Rancho maps provide some of the earliest mapping within California. Most land grant (rancho) maps were hand drawn, often rather crudely. The U.S. District Court (San Francisco) placed all land grant maps used in the Court's Land Case decisions on permanent deposit in The Bancroft Library. This collection has been digitized and is available online through the Online Archive of California's Guide to the maps of private land grant cases of California. The Earth Sciences & Map Library's collection contains many reproductions of these manuscript maps, as well as other rancho maps not involved in the land case court decisions. For more information on rancho maps and their history, see the document Ranchos of California.
Bird's-eye views were popular during the 19th Century, especially for city areas. The second view below is a portion of Berkeley, California, looking over the campus westward, towards San Francisco.
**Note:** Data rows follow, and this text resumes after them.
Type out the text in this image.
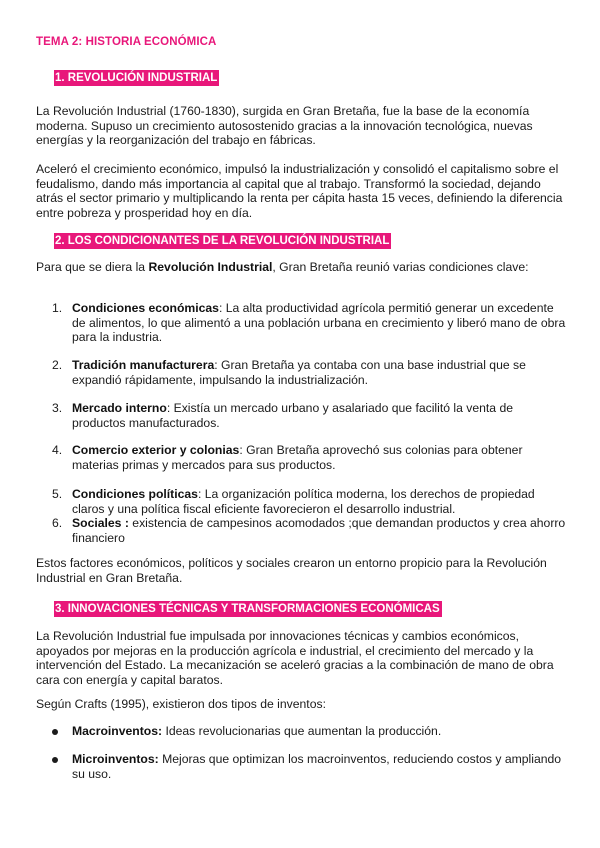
TEMA 2: HISTORIA ECONÓMICA
1. REVOLUCIÓN INDUSTRIAL

La Revolución Industrial (1760-1830), surgida en Gran Bretaña, fue la base de la economía moderna. Supuso un crecimiento autosostenido gracias a la innovación tecnológica, nuevas energías y la reorganización del trabajo en fábricas.

Aceleró el crecimiento económico, impulsó la industrialización y consolidó el capitalismo sobre el feudalismo, dando más importancia al capital que al trabajo. Transformó la sociedad, dejando atrás el sector primario y multiplicando la renta per cápita hasta 15 veces, definiendo la diferencia entre pobreza y prosperidad hoy en día.

2. LOS CONDICIONANTES DE LA REVOLUCIÓN INDUSTRIAL

Para que se diera la Revolución Industrial, Gran Bretaña reunió varias condiciones clave:

1. Condiciones económicas: La alta productividad agrícola permitió generar un excedente de alimentos, lo que alimentó a una población urbana en crecimiento y liberó mano de obra para la industria.

2. Tradición manufacturera: Gran Bretaña ya contaba con una base industrial que se expandió rápidamente, impulsando la industrialización.

3. Mercado interno: Existía un mercado urbano y asalariado que facilitó la venta de productos manufacturados.

4. Comercio exterior y colonias: Gran Bretaña aprovechó sus colonias para obtener materias primas y mercados para sus productos.

5. Condiciones políticas: La organización política moderna, los derechos de propiedad claros y una política fiscal eficiente favorecieron el desarrollo industrial.

6. Sociales : existencia de campesinos acomodados ;que demandan productos y crea ahorro financiero

Estos factores económicos, políticos y sociales crearon un entorno propicio para la Revolución Industrial en Gran Bretaña.

3. INNOVACIONES TÉCNICAS Y TRANSFORMACIONES ECONÓMICAS

La Revolución Industrial fue impulsada por innovaciones técnicas y cambios económicos, apoyados por mejoras en la producción agrícola e industrial, el crecimiento del mercado y la intervención del Estado. La mecanización se aceleró gracias a la combinación de mano de obra cara con energía y capital baratos.

Según Crafts (1995), existieron dos tipos de inventos:

Macroinventos: Ideas revolucionarias que aumentan la producción.

Microinventos: Mejoras que optimizan los macroinventos, reduciendo costos y ampliando su uso.
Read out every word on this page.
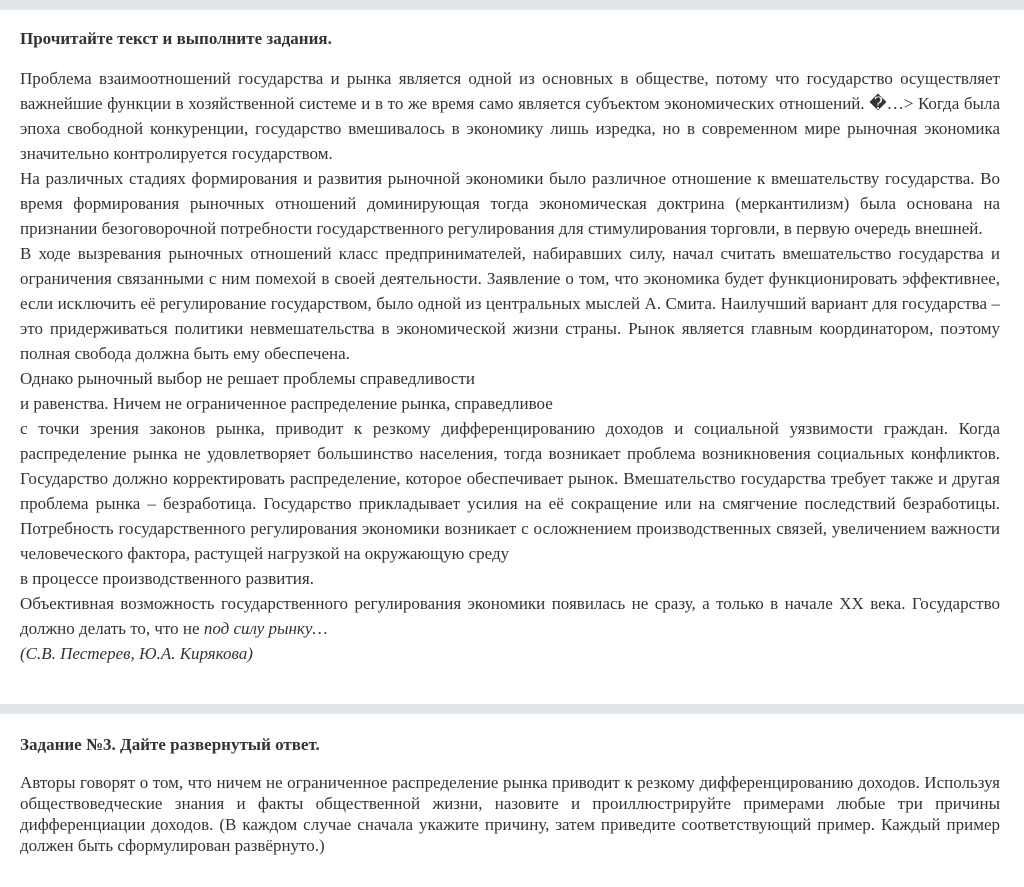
Прочитайте текст и выполните задания.

Проблема взаимоотношений государства и рынка является одной из основных в обществе, потому что государство осуществляет важнейшие функции в хозяйственной системе и в то же время само является субъектом экономических отношений. �…> Когда была эпоха свободной конкуренции, государство вмешивалось в экономику лишь изредка, но в современном мире рыночная экономика значительно контролируется государством.

На различных стадиях формирования и развития рыночной экономики было различное отношение к вмешательству государства. Во время формирования рыночных отношений доминирующая тогда экономическая доктрина (меркантилизм) была основана на признании безоговорочной потребности государственного регулирования для стимулирования торговли, в первую очередь внешней.

В ходе вызревания рыночных отношений класс предпринимателей, набиравших силу, начал считать вмешательство государства и ограничения связанными с ним помехой в своей деятельности. Заявление о том, что экономика будет функционировать эффективнее, если исключить её регулирование государством, было одной из центральных мыслей А. Смита. Наилучший вариант для государства – это придерживаться политики невмешательства в экономической жизни страны. Рынок является главным координатором, поэтому полная свобода должна быть ему обеспечена.

Однако рыночный выбор не решает проблемы справедливости

и равенства. Ничем не ограниченное распределение рынка, справедливое

с точки зрения законов рынка, приводит к резкому дифференцированию доходов и социальной уязвимости граждан. Когда распределение рынка не удовлетворяет большинство населения, тогда возникает проблема возникновения социальных конфликтов. Государство должно корректировать распределение, которое обеспечивает рынок. Вмешательство государства требует также и другая проблема рынка – безработица. Государство прикладывает усилия на её сокращение или на смягчение последствий безработицы. Потребность государственного регулирования экономики возникает с осложнением производственных связей, увеличением важности человеческого фактора, растущей нагрузкой на окружающую среду

в процессе производственного развития.

Объективная возможность государственного регулирования экономики появилась не сразу, а только в начале XX века. Государство должно делать то, что не под силу рынку…

(С.В. Пестерев, Ю.А. Кирякова)

Задание №3. Дайте развернутый ответ.

Авторы говорят о том, что ничем не ограниченное распределение рынка приводит к резкому дифференцированию доходов. Используя обществоведческие знания и факты общественной жизни, назовите и проиллюстрируйте примерами любые три причины дифференциации доходов. (В каждом случае сначала укажите причину, затем приведите соответствующий пример. Каждый пример должен быть сформулирован развёрнуто.)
It was produced in 1891 by Irwin & Johnson, Real Estate Agents, as part of a real estate promotional. There are many other bird's-eye views in the collection, for various places around the world. Some are full-color originals, others are facsimiles or black-and-white reproductions.
In addition to facsimile maps, the collection has many black-and-white reproductions of old maps. These reproductions can be on microfiche or microfilm, or in the collection as oversize photostats.